C. Both methods have advantages and disadvantages over other. Capital intensive method has
a lower variable cost and higher fixed cost while Labor intensive method has a higher variable
cost and lower fixed cost. The choice of method will be dependent on your sales level forecast. If
the sales level is expected to be above 242,500 units then capital intensive method should be
preferred as it will result higher profits, while when the expected sales is in contrary, labor
intensive method should be preferred.
5. Incremental analysis is a decision-making tool in which the relevant costs and revenues of one
alternative are compared to the relevant costs and revenues of another alternative. Relevant costs
may be defined as those future costs that are different between alternatives. Costs that are the
same are considered irrelevant. Incremental analysis is sometimes called differential costing,
marginal costing, or relevant costing. Incremental analysis is basically a worksheet technique in
which the relevant costs of one alternative are listed in one column and the relevant costs of
another alternative are listed in an adjacent column. Frequently, an optional third column is used
to show the difference in the costs. The differences in relevant costs are called incremental costs.

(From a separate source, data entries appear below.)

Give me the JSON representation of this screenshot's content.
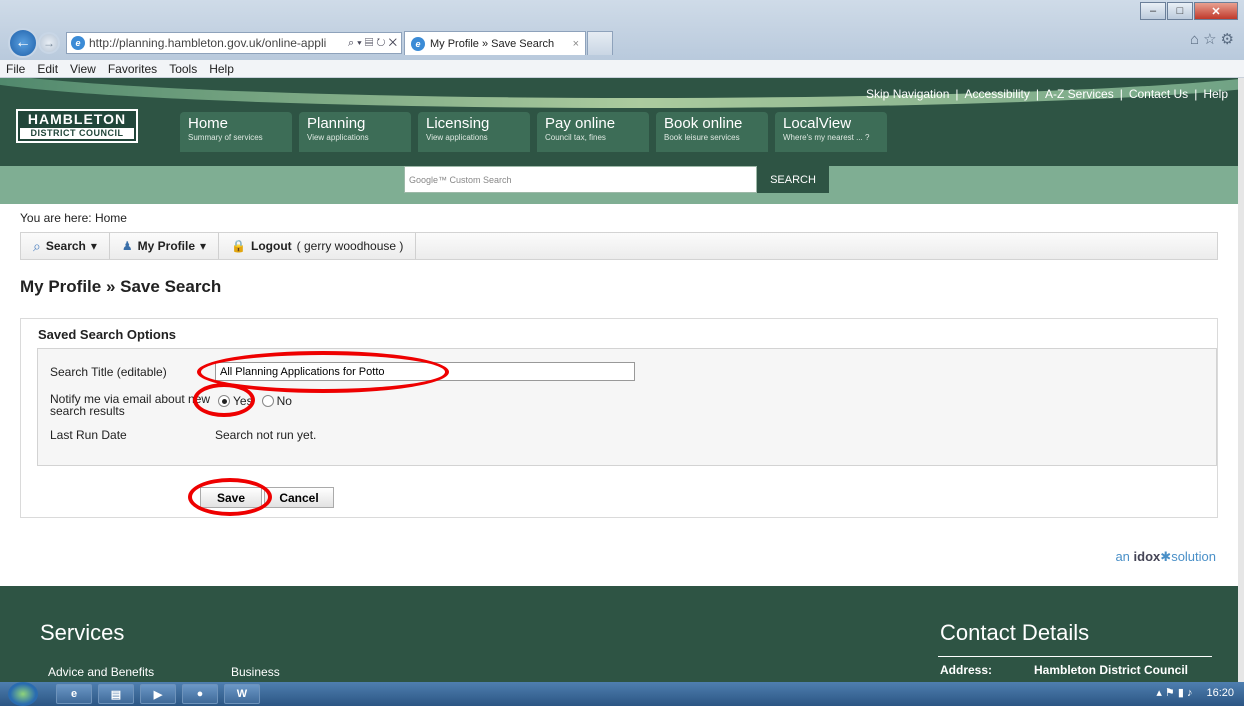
{
  "browser": {
    "url": "http://planning.hambleton.gov.uk/online-appli",
    "url_domain": "hambleton",
    "tab_title": "My Profile » Save Search",
    "menu": [
      "File",
      "Edit",
      "View",
      "Favorites",
      "Tools",
      "Help"
    ]
  },
  "site": {
    "skip_links": [
      "Skip Navigation",
      "Accessibility",
      "A-Z Services",
      "Contact Us",
      "Help"
    ],
    "logo_line1": "HAMBLETON",
    "logo_line2": "DISTRICT COUNCIL",
    "nav": [
      {
        "title": "Home",
        "sub": "Summary of services"
      },
      {
        "title": "Planning",
        "sub": "View applications"
      },
      {
        "title": "Licensing",
        "sub": "View applications"
      },
      {
        "title": "Pay online",
        "sub": "Council tax, fines"
      },
      {
        "title": "Book online",
        "sub": "Book leisure services"
      },
      {
        "title": "LocalView",
        "sub": "Where's my nearest ... ?"
      }
    ],
    "search_placeholder": "Google™ Custom Search",
    "search_button": "SEARCH"
  },
  "breadcrumb": {
    "prefix": "You are here:",
    "current": "Home"
  },
  "toolbar": {
    "search": "Search",
    "my_profile": "My Profile",
    "logout": "Logout",
    "logout_user": "( gerry woodhouse )"
  },
  "page_title": "My Profile » Save Search",
  "form": {
    "section_title": "Saved Search Options",
    "search_title_label": "Search Title (editable)",
    "search_title_value": "All Planning Applications for Potto",
    "notify_label_1": "Notify me via email about new",
    "notify_label_2": "search results",
    "yes": "Yes",
    "no": "No",
    "last_run_label": "Last Run Date",
    "last_run_value": "Search not run yet.",
    "save": "Save",
    "cancel": "Cancel"
  },
  "idox": {
    "pre": "an",
    "brand": "idox",
    "post": "solution"
  },
  "footer": {
    "services_title": "Services",
    "contact_title": "Contact Details",
    "services": [
      "Advice and Benefits",
      "Business"
    ],
    "address_label": "Address:",
    "address_value": "Hambleton District Council"
  },
  "taskbar": {
    "time": "16:20"
  }
}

Technically, incremental cost may be defined as the difference between the sums of the relevant
costs of two alternatives. In short, it is a tool for choosing between two alternatives. The best
decision is the one with the least amount of relevant costs or the greatest relevant revenue.

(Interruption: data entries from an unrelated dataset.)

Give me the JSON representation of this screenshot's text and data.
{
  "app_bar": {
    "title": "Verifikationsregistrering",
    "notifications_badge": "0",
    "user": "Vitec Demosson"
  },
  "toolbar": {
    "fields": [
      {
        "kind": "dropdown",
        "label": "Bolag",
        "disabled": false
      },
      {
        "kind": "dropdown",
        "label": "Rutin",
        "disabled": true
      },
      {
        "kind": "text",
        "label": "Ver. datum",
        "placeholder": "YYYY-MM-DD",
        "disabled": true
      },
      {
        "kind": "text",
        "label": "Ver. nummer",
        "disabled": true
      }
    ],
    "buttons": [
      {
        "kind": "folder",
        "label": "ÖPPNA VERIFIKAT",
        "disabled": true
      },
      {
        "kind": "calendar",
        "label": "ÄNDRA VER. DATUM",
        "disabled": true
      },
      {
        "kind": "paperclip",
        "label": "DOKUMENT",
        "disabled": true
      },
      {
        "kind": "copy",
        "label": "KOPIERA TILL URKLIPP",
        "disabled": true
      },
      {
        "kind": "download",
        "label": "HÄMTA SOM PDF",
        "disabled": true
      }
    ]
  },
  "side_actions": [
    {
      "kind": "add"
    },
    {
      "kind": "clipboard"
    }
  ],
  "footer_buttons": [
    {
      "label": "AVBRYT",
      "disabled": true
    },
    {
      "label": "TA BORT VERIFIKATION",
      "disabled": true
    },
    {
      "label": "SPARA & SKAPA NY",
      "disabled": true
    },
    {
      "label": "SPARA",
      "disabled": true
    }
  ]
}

In an ordinary course of business operation, incremental analysis is a tool for evaluating
decision alternatives such as:
• Keep or replace
• Make or buy
• Sell now or process further
• Lease space or continue operations
• Continue or discontinue product line
• Accept or reject special offer
• Change credit terms
• Open new territory
• Buy or lease
As a tool, incremental analysis can be used in all areas of a business. The tool is just as useful in
the area of marketing as it is in the area of production. The objective in using incremental
analysis is to identify the alternative with the least relevant cost or the most relevant revenue.
The difference in the sum of relevant costs is either called incremental cost or net benefit.
Consequently, the alternative with a favorable incremental cost (sometimes called net benefit) is
the desirable alternative. Since this tool relies strictly on estimated costs/revenues and because
the margin of error can be significant, different computations of incremental cost should be made
based on different cost assumptions.